A few hours later, Dean put out word that he would return to the building to address the controversy surrounding his prayer. For nearly an hour, dozens of reporters, lobbyists, Capitol staffers and even lawmakers milled on the second floor awaiting his appearance — but he never showed.
Prior to the prayer, both supporters and opponents of the gay marriage amendment had loudly rallied in the Capitol in expectation that the House would vote on the measure Friday. House approval would ensure the proposed amendment would be on the 2012 statewide ballot, which would ask voters whether the Minnesota Constitution should define marriage as only between a man and a woman.
"This all has certainly slowed it down a bit," said Rep. Jim Abeler, R-Anoka, who supports the amendment. "It’s what you would call a bump in the road."
The House planned to return for a Friday evening floor session, but a vote on the amendment appeared unlikely. That would leave Saturday, Sunday and Monday as possibilities for a vote since the required end of the regular legislative session is midnight Monday.
House GOP staffers and leaders were tight-lipped about when or if a vote would come. Zellers, leaving an afternoon budget negotiation with Democratic Gov. Mark Dayton, declined to say.
The measure has already passed in the Senate, but if the budget forces lawmakers into a special session, the Senate would be required to pass it again.
The controversy engulfed the legislative session in its crucial final days, as Dayton and GOP leaders struggled to find elusive common ground over how to erase the state’s $5 billion budget deficit.
When asked about Friday’s prayer, Dayton said: "Hatred has no place in the Minnesota Capitol, certainly not on the House or Senate floor. Let’s leave it at that." The governor is opposed to the gay marriage amendment but can’t block it from the ballot.
Dean leads an Annandale evangelical ministry known as "You Can Run But You Cannot Hide International." In an interview last year, he called homosexuals predators and molesters.
Any of the 134 House members can invite religious leaders to deliver opening prayers. Zellers’ spokeswoman, Jodi Boyne, said the speaker and House staff did not vet the choice beforehand.

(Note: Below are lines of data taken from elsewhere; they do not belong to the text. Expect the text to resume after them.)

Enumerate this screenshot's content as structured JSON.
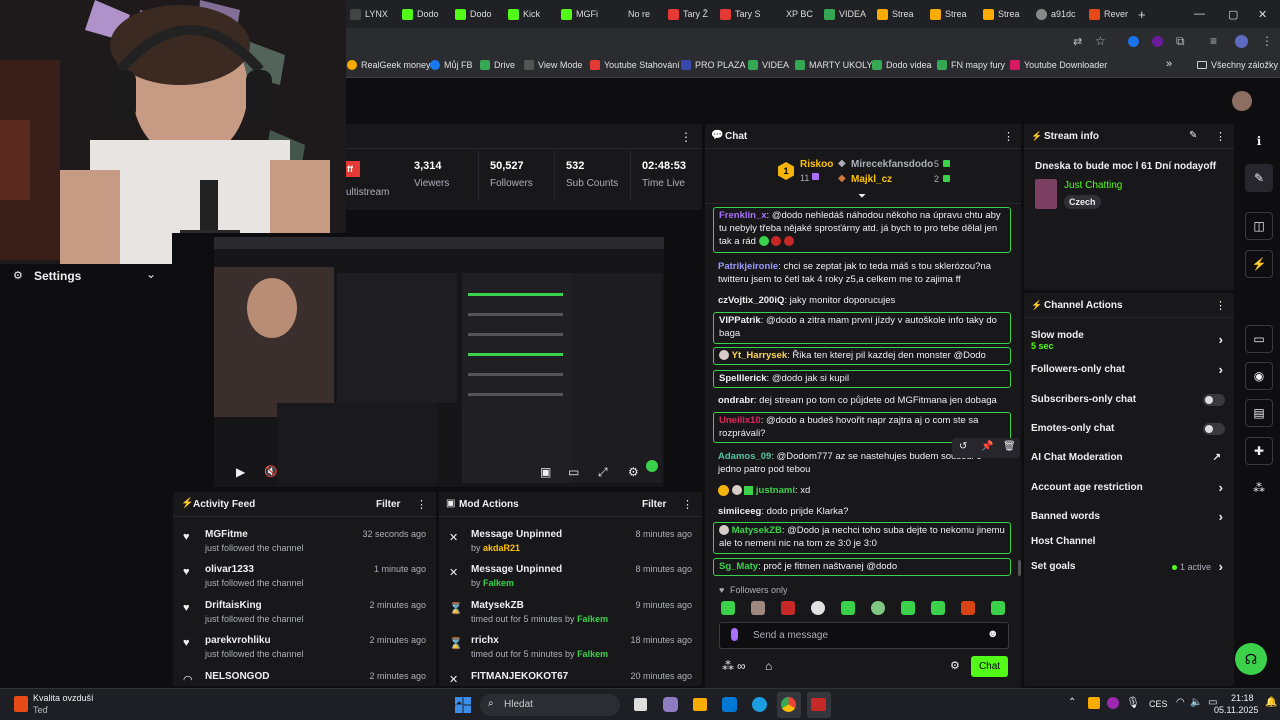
{
  "browser": {
    "tabs": [
      "LYNX",
      "Dodo",
      "Dodo",
      "Kick",
      "MGFi",
      "No re",
      "Tary Ž",
      "Tary S",
      "XP BC",
      "VIDEA",
      "Strea",
      "Strea",
      "Strea",
      "a91dc",
      "Rever"
    ],
    "new_tab": "+",
    "bookmarks": [
      "RealGeek money",
      "Můj FB",
      "Drive",
      "View Mode",
      "Youtube Stahování",
      "PRO PLAZA",
      "VIDEA",
      "MARTY UKOLY",
      "Dodo videa",
      "FN mapy fury",
      "Youtube Downloader"
    ],
    "bookmarks_more": "»",
    "all_bookmarks": "Všechny záložky",
    "window_controls": [
      "—",
      "▢",
      "✕"
    ]
  },
  "settings": {
    "label": "Settings"
  },
  "stats": {
    "partial_badge": "ff",
    "partial_label": "ultistream",
    "viewers": {
      "value": "3,314",
      "label": "Viewers"
    },
    "followers": {
      "value": "50,527",
      "label": "Followers"
    },
    "subs": {
      "value": "532",
      "label": "Sub Counts"
    },
    "time": {
      "value": "02:48:53",
      "label": "Time Live"
    }
  },
  "player": {
    "play": "▶",
    "mute": "🔇"
  },
  "activity": {
    "title": "Activity Feed",
    "filter": "Filter",
    "items": [
      {
        "name": "MGFitme",
        "action": "just followed the channel",
        "time": "32 seconds ago"
      },
      {
        "name": "olivar1233",
        "action": "just followed the channel",
        "time": "1 minute ago"
      },
      {
        "name": "DriftaisKing",
        "action": "just followed the channel",
        "time": "2 minutes ago"
      },
      {
        "name": "parekvrohliku",
        "action": "just followed the channel",
        "time": "2 minutes ago"
      },
      {
        "name": "NELSONGOD",
        "action": "",
        "time": "2 minutes ago"
      }
    ]
  },
  "mod": {
    "title": "Mod Actions",
    "filter": "Filter",
    "items": [
      {
        "title": "Message Unpinned",
        "by": "by ",
        "who": "akdaR21",
        "time": "8 minutes ago"
      },
      {
        "title": "Message Unpinned",
        "by": "by ",
        "who": "Falkem",
        "time": "8 minutes ago"
      },
      {
        "title": "MatysekZB",
        "by": "timed out for 5 minutes by ",
        "who": "Falkem",
        "time": "9 minutes ago"
      },
      {
        "title": "rrichx",
        "by": "timed out for 5 minutes by ",
        "who": "Falkem",
        "time": "18 minutes ago"
      },
      {
        "title": "FITMANJEKOKOT67",
        "by": "",
        "who": "",
        "time": "20 minutes ago"
      }
    ]
  },
  "chat": {
    "title": "Chat",
    "top_rank": "1",
    "top_user": "Riskoo",
    "top_count": "11",
    "gifter2": "Mirecekfansdodo",
    "gifter2_count": "5",
    "gifter3": "Majkl_cz",
    "gifter3_count": "2",
    "messages": [
      {
        "user": "Frenklin_x",
        "color": "#a970ff",
        "text": "@dodo nehledáš náhodou někoho na úpravu chtu aby tu nebyly třeba nějaké sprosťárny atd. já bych to pro tebe dělal jen tak a rád"
      },
      {
        "user": "Patrikjeironie",
        "color": "#9b9bff",
        "text": "chci se zeptat jak to teda máš s tou sklerózou?na twitteru jsem to četl tak 4 roky z5,a celkem me to zajima ff"
      },
      {
        "user": "czVojtix_200iQ",
        "color": "#efeff1",
        "text": "jaky monitor doporucujes"
      },
      {
        "user": "VIPPatrik",
        "color": "#efeff1",
        "text": "@dodo a zitra mam první jízdy v autoškole info taky do baga"
      },
      {
        "user": "Yt_Harrysek",
        "color": "#ffd54f",
        "text": "Řika ten kterej pil kazdej den monster @Dodo"
      },
      {
        "user": "Spelllerick",
        "color": "#efeff1",
        "text": "@dodo jak si kupil"
      },
      {
        "user": "ondrabr",
        "color": "#efeff1",
        "text": "dej stream po tom co půjdete od MGFitmana jen dobaga"
      },
      {
        "user": "Uneilix10",
        "color": "#e0245e",
        "text": "@dodo a budeš hovořit napr zajtra aj o com ste sa rozprávali?"
      },
      {
        "user": "Adamos_09",
        "color": "#4fc3a1",
        "text": "@Dodom777 az se nastehujes budem sousedi o jedno patro pod tebou"
      },
      {
        "user": "justnami",
        "color": "#3bd14a",
        "text": "xd"
      },
      {
        "user": "simiiceeg",
        "color": "#efeff1",
        "text": "dodo prijde Klarka?"
      },
      {
        "user": "MatysekZB",
        "color": "#3bd14a",
        "text": "@Dodo ja nechci toho suba dejte to nekomu jinemu ale to nemeni nic na tom ze 3:0 je 3:0"
      },
      {
        "user": "Sg_Maty",
        "color": "#3bd14a",
        "text": "proč je fitmen naštvanej @dodo"
      }
    ],
    "followers_only": "Followers only",
    "placeholder": "Send a message",
    "send": "Chat"
  },
  "stream_info": {
    "title": "Stream info",
    "stream_title": "Dneska to bude moc l 61 Dní nodayoff",
    "category": "Just Chatting",
    "tag": "Czech"
  },
  "channel_actions": {
    "title": "Channel Actions",
    "slow_mode": "Slow mode",
    "slow_sub": "5 sec",
    "followers_only": "Followers-only chat",
    "subscribers_only": "Subscribers-only chat",
    "emotes_only": "Emotes-only chat",
    "ai_mod": "AI Chat Moderation",
    "account_age": "Account age restriction",
    "banned_words": "Banned words",
    "host": "Host Channel",
    "goals": "Set goals",
    "goals_status": "1 active"
  },
  "taskbar": {
    "weather": "Kvalita ovzduší",
    "weather_sub": "Teď",
    "search": "Hledat",
    "lang": "CES",
    "time": "21:18",
    "date": "05.11.2025"
  },
  "colors": {
    "accent": "#53fc18",
    "panel": "#18181b",
    "bg": "#0e0e10"
  }
}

Rep. Ernie Leidiger, R-Mayer, acknowledged Friday that he made the invitation, which in retrospect he called a "mistake." Leidiger, first elected in November, said he wasn’t aware of Dean’s past comments about gay people, which he called "unfortunate."
Leidiger said someone from Dean’s ministry requested the invitation. He said his only knowledge of Dean was for his past work educating students on constitutional issues.

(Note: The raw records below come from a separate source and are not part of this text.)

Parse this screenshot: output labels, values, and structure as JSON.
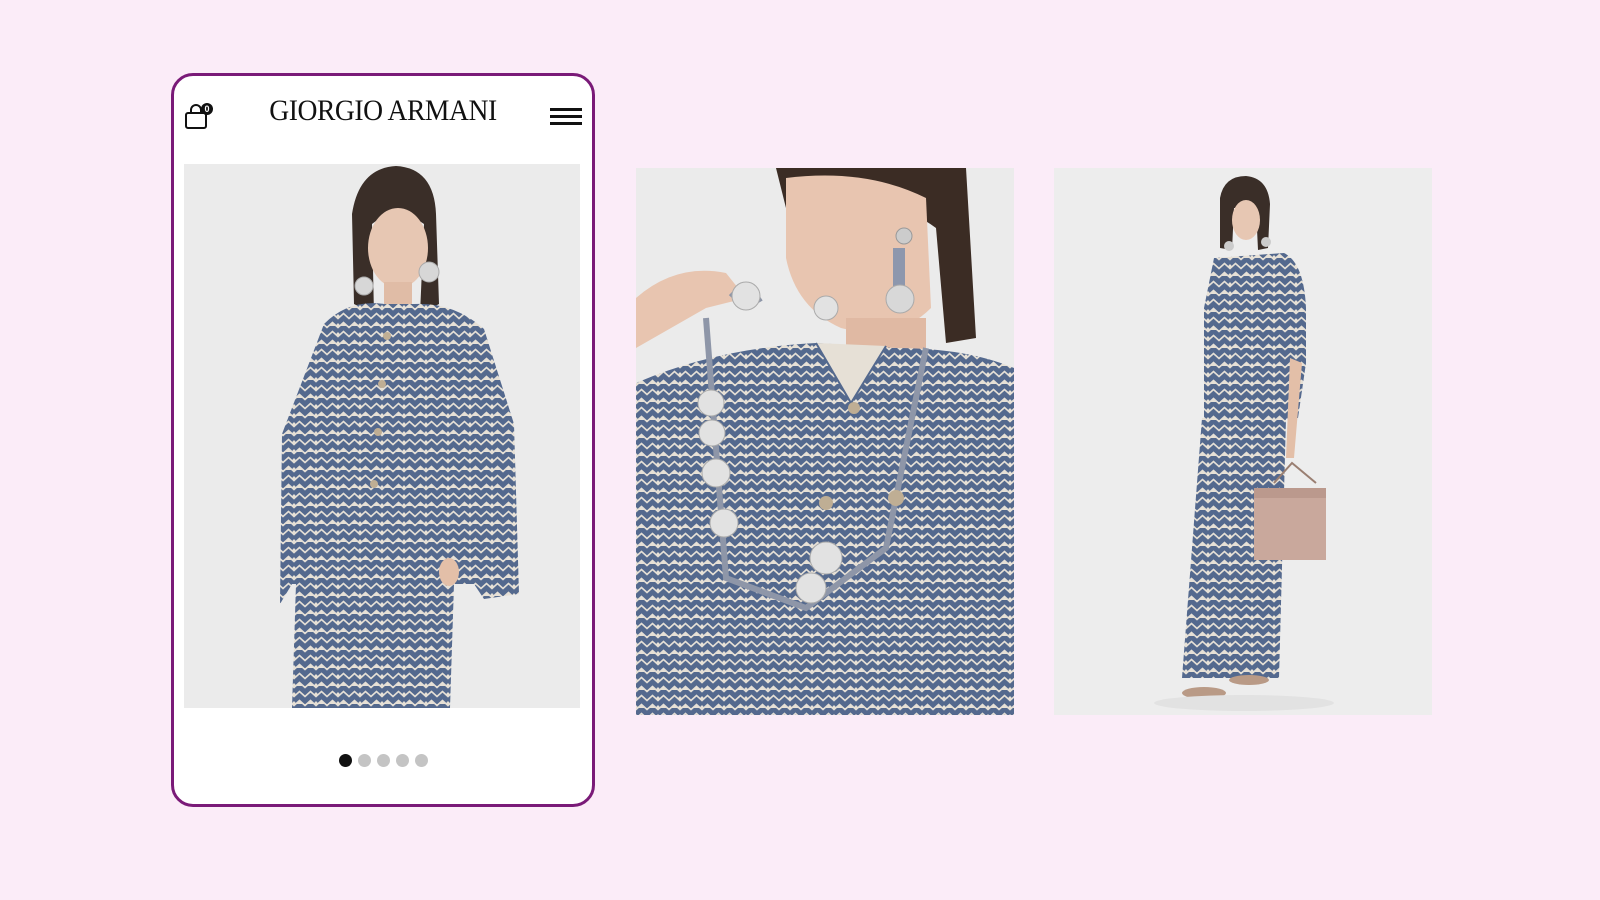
{
  "header": {
    "brand": "GIORGIO ARMANI",
    "cart_count": "0",
    "cart_icon": "shopping-bag-icon",
    "menu_icon": "hamburger-menu-icon"
  },
  "gallery": {
    "slide_count": 5,
    "active_index": 0,
    "images": [
      {
        "alt": "Model in zigzag print shirt jacket, front view"
      },
      {
        "alt": "Close-up of model with beaded necklace and chevron shirt"
      },
      {
        "alt": "Full-length model in chevron print set holding a pink bag"
      }
    ]
  },
  "colors": {
    "background": "#fbecf8",
    "frame_border": "#7a1a78",
    "dot_active": "#111111",
    "dot_inactive": "#c4c4c4"
  }
}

"It shouldn’t have happened," Leidiger said.
Boyne distributed a copy of a letter to Dean from the House Chief Clerk’s office asking that opening prayers be "interfaith and ecumenical" and that they should not be "advocating a political position on issues or ideologies."

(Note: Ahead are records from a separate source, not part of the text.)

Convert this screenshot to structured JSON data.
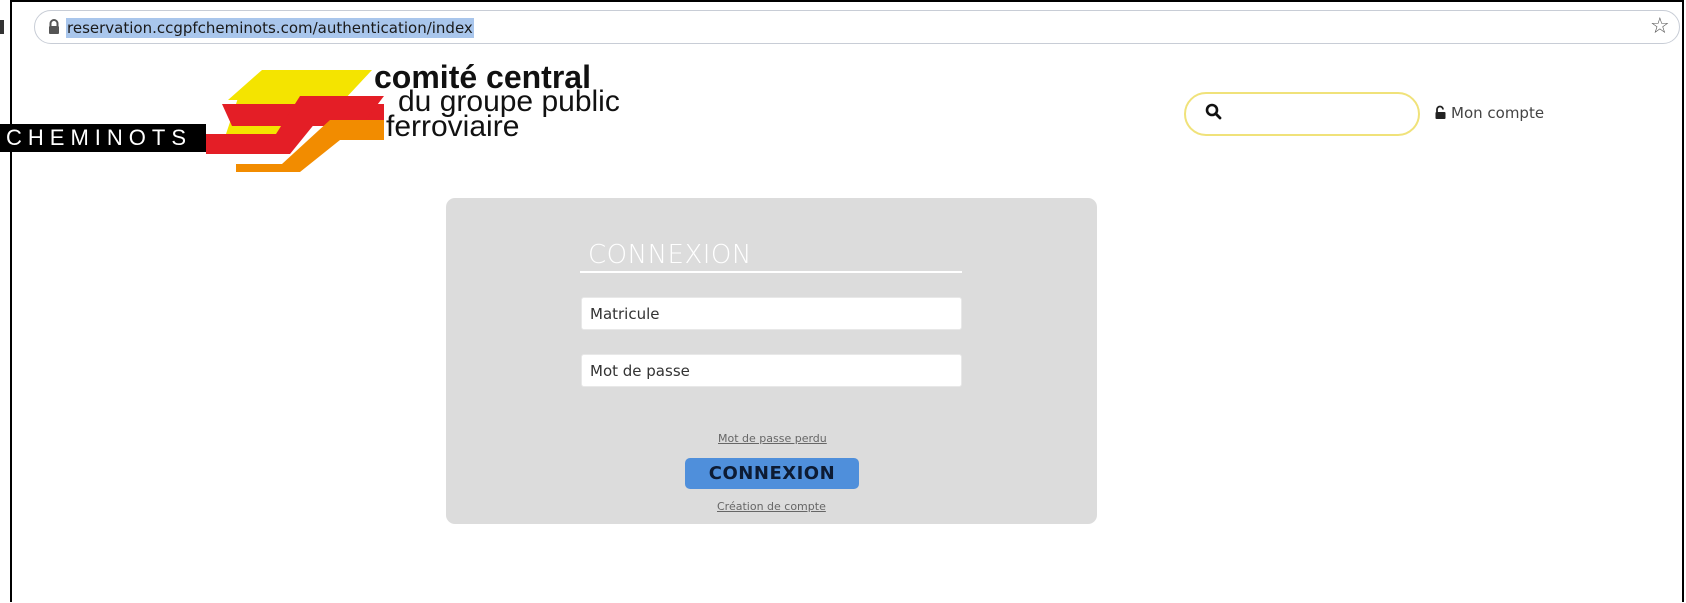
{
  "browser": {
    "url": "reservation.ccgpfcheminots.com/authentication/index",
    "icons": [
      "lock-icon",
      "star-icon"
    ]
  },
  "logo": {
    "line1": "comité central",
    "line2": "du groupe public",
    "line3": "ferroviaire",
    "side_text": "CHEMINOTS",
    "colors": {
      "yellow": "#f4e400",
      "red": "#e41e26",
      "orange": "#f28c00"
    }
  },
  "header": {
    "search_icon": "search-icon",
    "account_label": "Mon compte",
    "account_icon": "unlock-icon"
  },
  "login": {
    "title": "CONNEXION",
    "matricule_placeholder": "Matricule",
    "password_placeholder": "Mot de passe",
    "lost_password": "Mot de passe perdu",
    "submit_label": "CONNEXION",
    "create_account": "Création de compte",
    "button_color": "#4f8fdb",
    "panel_color": "#dcdcdc"
  }
}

Dean’s prayer openly flouted that request.
"I know this is a non-denominational prayer in this chamber," Dean said in his prayer, which he delivered from the front of the House chamber clad in a shiny track suit. He then recited a litany of Christian denominations and said he was not advocating any of those faiths, "but rather the head of the denomination and his name is Jesus. As every president up until 2008 has acknowledged."
In a phone interview, Dean said he did not know before he got to the Capitol on Friday morning that gay marriage was on the agenda. He insisted his prayer was not meant to be provocative and he criticized Zellers for "bending when a little heat comes his way."
Dean noted that most of his prayer was about veterans, the U.S. Constitution and the nation’s forefathers. He did not disavow previous comments about gay people but stressed that his prayer Friday did not raise those issues.
"I said a prayer," Dean said. "I didn’t say a word about the homosexual community, not a thing."
Dean also denied that his remark about "every president up until 2008" was intended as a slight on Obama, but wouldn’t say why he mentioned the year Obama was elected.
Sen. John Marty, DFL-Roseville, has been one of the Legislature’s loudest critics of the gay marriage amendment. He said he hoped Friday’s flap would undermine its progress at the Capitol.
"I’m hopeful people see there’s a lot of hate behind this and decide not to bring up the amendment," Marty said.